A hybrid boundary integral-PDE approach for the approximation of the demagnetization potential in micromagnetics

• Published in: Advances in computational mathematics Vol. 51; no. 3
• Main Authors: Arjmand, Doghonay, Calzada, Víctor Martínez
• Format: Journal Article
• Language: English
• Published: New York Springer Nature B.V 01.06.2025
• Subjects: Algorithms; Approximation; Boundary conditions; Computing costs; Convergence; Demagnetization; Demagnetization potential; Elliptic PDEs in infinite domains; Green's functions; Long range interactions; Magnetic domains; Magnetization; Mathematical analysis; Mathematics; Micromagnetism; Partial differential equations; Singularity (mathematics)

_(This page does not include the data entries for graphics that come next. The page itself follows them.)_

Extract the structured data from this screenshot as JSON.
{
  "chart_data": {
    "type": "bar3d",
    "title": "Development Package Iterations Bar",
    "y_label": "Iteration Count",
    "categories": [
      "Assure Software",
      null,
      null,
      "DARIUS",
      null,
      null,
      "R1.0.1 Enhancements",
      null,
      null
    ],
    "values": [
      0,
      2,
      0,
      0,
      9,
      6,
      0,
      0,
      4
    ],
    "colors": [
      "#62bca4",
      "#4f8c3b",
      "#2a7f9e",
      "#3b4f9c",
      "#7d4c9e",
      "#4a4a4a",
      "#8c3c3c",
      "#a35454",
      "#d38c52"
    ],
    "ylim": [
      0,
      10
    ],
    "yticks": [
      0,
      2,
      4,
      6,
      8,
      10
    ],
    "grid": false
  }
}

• ISSN: 1019-7168; 1572-9044; 1572-9044
• DOI: 10.1007/s10444-025-10233-z

The demagnetization field in micromagnetism is given as the gradient of a potential that solves a partial differential equation (PDE) posed in Rd. In its most general form, this PDE is supplied with continuity condition on the boundary of the magnetic domain, and the equation includes a discontinuity in the gradient of the potential over the boundary. Typical numerical algorithms to solve this problem rely on the representation of the potential via the Green’s function, where a volume and a boundary integral terms need to be accurately approximated. From a computational point of view, the volume integral dominates the computational cost and can be difficult to approximate due to the singularities of the Green’s function. In this article, we propose a hybrid model, where the overall potential can be approximated by solving two uncoupled PDEs posed in bounded domains, whereby the boundary conditions of one of the PDEs are obtained by a low cost boundary integral. Moreover, we provide a convergence analysis of the method under two separate theoretical settings: periodic magnetization and high-frequency magnetization. Numerical examples are given to verify the convergence rates.